1. You chose your own clients, so sometimes you get to work on really cool projects or find yourself doing really awesome stuff.
2. But since practically everyone is a freelance something, and because its your job to find your own clients, well, good luck finding work!
3. You constantly feel like you’re either waiting on checks that may never come or harassing people for your coins. A friend calls and asks if you want to meet them at the bar: “I can’t, my damn check from _____ still hasn’t come.” Until that glorious day you stay inside sitting in a corner in a ball, crying.
4. You may or may not have health insurance!
5. When you go freelance, it’s all too easy to slip into a pile of laziness and stay inside and watch movies all day, putting your freelance design project or reading that script off until the very last possible second. But you’re good at what you do, so everything will be fine.
6. Freelancers usually have multiple sources of income and lots of different balls in the air. At parties or other social functions, when people ask what you do for a living you’re kind of like “Well…I do a bunch of different stuff,” / I’m completely broke at the moment.
7. People think your life is glamorous when really it’s a constant sea of pitching stories to people and getting no response or rejection notices and generally feeling broke a lot.
8. You know what it is to procrastinate on something for so long that you get check-in messages from your agent, project manager, editor or what not that are like, “You’re past deadline. Where is the project?” And you respond, “Uhhh, I’m working on it right now and will get it to you shortly,” whereby “working on it right now” means “I ain’t done SHIT!”
9. But at least your job isn’t as stressful as the people who work for the company full time. You hear stories about how they are losing their minds, but you? You have your stressful days but overall you’re doing just fine!
10. You know what it means to send out pitch after pitch only to be told that your idea is “good” but “not for us” or “interesting” but “not timely.”
11. On the plus side, you get to work from wherever, whenever!
12. On the downside, you sometimes have to deal with people who have unrealistic expectations. “I need you to do this crazy ridiculous task that would take a normal, sane person 28 hours to do, but since we’re paying you, can you do it in 35 minutes?”
13. You will sometimes have to work for free, at least until your game gets tight. But it’s an awesome client and at least you’re getting exposure, right?
14. Or you will work for someone who basically wants to do your job for you. Paul wants green but Megan wants orange, Michelle wants purple and Chris says white is the best way to go. Well just fuck everything.

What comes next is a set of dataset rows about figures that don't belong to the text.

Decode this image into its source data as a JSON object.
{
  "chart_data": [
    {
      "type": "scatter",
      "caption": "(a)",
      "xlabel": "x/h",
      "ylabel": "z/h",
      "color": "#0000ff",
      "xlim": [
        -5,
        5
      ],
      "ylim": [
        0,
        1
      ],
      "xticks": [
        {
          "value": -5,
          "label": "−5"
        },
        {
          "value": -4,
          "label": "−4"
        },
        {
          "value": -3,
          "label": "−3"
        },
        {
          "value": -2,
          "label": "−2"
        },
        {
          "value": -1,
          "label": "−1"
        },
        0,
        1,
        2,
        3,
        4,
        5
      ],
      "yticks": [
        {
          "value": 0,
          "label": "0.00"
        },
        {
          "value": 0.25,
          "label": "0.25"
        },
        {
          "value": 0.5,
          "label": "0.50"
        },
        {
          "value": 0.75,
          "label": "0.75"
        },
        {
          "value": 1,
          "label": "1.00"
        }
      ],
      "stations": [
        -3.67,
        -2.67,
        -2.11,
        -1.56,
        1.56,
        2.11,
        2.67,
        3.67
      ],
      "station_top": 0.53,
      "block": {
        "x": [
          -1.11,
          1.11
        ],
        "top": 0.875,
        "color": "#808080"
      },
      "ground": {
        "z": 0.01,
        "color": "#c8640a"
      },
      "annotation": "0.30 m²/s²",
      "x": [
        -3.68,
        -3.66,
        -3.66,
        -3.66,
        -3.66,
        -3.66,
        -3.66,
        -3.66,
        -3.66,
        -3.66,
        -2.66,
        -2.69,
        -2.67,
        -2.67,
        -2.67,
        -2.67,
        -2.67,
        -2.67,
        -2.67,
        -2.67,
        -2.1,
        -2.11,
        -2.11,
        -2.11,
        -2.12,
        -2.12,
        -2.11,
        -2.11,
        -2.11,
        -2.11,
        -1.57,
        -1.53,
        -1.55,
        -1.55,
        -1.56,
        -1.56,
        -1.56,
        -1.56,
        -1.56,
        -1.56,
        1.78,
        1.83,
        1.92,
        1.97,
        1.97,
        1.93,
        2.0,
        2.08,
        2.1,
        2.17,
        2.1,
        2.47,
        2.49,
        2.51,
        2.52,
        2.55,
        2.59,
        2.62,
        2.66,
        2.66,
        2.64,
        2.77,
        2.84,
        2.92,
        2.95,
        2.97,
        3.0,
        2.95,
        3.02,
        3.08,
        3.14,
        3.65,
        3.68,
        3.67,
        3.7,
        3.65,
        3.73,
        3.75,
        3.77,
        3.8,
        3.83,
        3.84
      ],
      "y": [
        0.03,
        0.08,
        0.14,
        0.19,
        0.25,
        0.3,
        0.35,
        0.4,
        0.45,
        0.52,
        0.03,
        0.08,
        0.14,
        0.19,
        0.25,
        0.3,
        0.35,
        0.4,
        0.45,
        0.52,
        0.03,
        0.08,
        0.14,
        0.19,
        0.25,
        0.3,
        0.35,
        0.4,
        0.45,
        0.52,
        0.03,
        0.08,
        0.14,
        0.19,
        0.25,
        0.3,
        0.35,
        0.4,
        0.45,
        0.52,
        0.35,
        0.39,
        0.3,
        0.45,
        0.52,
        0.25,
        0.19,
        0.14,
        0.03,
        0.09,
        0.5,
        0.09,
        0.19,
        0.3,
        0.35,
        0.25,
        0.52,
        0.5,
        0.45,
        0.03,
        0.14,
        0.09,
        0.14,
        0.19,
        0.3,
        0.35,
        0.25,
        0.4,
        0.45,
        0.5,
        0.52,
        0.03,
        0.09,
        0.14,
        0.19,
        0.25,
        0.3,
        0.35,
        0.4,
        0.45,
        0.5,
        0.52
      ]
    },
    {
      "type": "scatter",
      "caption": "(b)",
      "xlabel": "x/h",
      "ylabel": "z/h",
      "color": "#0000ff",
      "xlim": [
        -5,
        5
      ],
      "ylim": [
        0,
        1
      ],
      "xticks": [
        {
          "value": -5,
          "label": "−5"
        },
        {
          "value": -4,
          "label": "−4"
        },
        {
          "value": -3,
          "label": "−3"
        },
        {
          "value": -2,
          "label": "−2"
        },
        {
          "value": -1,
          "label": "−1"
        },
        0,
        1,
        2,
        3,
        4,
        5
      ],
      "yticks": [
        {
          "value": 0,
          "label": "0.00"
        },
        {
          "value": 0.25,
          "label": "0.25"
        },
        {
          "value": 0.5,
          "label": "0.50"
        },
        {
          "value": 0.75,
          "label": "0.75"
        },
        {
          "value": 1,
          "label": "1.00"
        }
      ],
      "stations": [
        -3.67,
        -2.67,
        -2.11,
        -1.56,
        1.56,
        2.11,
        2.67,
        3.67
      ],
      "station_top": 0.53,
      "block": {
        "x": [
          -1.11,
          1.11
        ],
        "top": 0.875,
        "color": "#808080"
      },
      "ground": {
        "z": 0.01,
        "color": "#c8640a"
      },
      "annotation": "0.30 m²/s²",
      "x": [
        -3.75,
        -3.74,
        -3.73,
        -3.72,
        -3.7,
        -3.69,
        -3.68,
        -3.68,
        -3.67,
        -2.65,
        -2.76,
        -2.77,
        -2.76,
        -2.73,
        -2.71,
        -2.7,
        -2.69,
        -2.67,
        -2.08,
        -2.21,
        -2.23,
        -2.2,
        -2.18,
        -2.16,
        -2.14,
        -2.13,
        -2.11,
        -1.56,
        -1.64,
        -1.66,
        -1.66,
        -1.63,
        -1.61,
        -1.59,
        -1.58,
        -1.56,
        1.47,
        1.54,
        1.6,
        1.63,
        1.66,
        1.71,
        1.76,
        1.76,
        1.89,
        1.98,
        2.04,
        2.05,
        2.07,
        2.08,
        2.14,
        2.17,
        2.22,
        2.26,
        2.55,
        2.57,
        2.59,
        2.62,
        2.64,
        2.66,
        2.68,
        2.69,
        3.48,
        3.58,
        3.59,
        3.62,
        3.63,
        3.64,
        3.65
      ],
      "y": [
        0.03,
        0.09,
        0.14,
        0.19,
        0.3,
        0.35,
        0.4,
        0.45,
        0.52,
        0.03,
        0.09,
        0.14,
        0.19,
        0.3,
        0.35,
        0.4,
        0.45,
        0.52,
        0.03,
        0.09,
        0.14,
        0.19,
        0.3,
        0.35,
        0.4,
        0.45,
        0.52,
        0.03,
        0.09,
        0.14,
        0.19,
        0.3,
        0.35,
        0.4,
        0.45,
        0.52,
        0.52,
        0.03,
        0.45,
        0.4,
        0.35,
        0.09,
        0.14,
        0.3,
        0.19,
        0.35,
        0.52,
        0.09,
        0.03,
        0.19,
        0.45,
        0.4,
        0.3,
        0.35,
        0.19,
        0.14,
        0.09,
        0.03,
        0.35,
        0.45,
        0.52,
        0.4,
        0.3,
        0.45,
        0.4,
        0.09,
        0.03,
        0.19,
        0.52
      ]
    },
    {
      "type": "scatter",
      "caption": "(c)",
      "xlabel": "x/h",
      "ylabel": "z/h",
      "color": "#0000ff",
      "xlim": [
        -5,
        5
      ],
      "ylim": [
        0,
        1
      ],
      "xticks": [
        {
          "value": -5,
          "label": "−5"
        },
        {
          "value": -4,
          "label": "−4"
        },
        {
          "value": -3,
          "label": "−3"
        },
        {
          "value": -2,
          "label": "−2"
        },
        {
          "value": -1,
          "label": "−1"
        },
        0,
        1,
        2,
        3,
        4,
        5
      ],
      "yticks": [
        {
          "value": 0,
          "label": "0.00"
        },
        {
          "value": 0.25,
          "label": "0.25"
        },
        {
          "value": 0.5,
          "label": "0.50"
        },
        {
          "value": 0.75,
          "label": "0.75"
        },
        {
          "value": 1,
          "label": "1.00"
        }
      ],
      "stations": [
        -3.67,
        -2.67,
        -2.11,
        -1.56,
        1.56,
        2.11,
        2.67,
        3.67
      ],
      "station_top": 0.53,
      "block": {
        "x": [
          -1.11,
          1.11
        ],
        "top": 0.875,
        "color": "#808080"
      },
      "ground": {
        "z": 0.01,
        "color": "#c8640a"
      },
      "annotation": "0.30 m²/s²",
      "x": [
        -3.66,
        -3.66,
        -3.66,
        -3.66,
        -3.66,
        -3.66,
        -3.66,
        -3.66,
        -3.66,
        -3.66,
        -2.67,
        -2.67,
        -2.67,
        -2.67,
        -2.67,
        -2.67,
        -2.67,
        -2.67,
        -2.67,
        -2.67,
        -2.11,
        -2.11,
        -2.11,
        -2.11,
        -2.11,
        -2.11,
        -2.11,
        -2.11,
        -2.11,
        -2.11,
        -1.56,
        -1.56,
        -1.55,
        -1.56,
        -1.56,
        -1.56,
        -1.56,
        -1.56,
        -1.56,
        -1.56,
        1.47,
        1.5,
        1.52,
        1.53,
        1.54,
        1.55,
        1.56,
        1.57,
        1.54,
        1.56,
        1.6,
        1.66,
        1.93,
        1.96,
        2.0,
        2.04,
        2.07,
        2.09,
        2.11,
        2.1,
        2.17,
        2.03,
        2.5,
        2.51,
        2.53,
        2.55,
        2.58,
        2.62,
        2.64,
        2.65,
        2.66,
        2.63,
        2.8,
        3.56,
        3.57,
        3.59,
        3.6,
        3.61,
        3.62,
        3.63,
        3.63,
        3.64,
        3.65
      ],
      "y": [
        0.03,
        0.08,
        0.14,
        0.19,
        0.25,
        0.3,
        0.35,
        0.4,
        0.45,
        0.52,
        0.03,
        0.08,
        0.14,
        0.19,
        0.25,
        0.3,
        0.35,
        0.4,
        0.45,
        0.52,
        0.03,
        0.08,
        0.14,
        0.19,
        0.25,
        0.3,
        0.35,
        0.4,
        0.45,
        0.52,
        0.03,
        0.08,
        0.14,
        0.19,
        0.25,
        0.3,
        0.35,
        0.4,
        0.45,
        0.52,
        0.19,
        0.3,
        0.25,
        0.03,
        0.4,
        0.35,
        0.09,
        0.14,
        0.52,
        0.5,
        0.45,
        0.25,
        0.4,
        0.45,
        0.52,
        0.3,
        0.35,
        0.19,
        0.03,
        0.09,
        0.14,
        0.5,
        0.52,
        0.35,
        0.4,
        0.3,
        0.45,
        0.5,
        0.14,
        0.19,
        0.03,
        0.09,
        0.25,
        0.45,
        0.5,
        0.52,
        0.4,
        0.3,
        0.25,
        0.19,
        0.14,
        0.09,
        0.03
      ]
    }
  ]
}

15. Wifi cafés, where you can commiserate with other freelancers, can sometimes be the worst place on earth, especially if there is no wifi, or the wifi is down, or slow, or there are no outlets, or the place is always too packed and you can never get a seat.
16. Depending on your industry, you get invited to cool company-wide parties or get put on the guest-list for free concerts! I once did a story that got me invited to a secret show in a celebrity’s fabulous Tribeca loft!
17. Pitching stories or ideas to places and not hearing back from the project manager is a total blow to your self-esteem. Like, are they purposefully avoiding you? Do they actually hate you?
18. Sometimes, dealing with people’s people is the worst.
19. If you work freelance consistently, there’s a joy in deciding to take a month or two off from work if you can afford it. Not knowing, of course, if there will be work when you decide to come back.
20. One day you will get a check in the mail for a job you did so long ago that you completely forgot about it. Receiving a check in the mail is always a glorious moment, but really? You did this job a year and a half ago.
21. Your tax situation is always a mess. But that new computer you just got? Tax-deductable!
22. You’re either really busy — business is great! — or you’re doing absolutely nothing.
23. You are forever hawking people your business cards or tweaking your website or trying to make new connections on LinkedIn. It’s part of the game! If nobody knows about you, how will you get work?
24. Wondering if your work is good enough when you do turn it in.
25. You’re frequently broke, which is what happens when you spend most of your time hassling people for checks or waiting for them to come in the mail.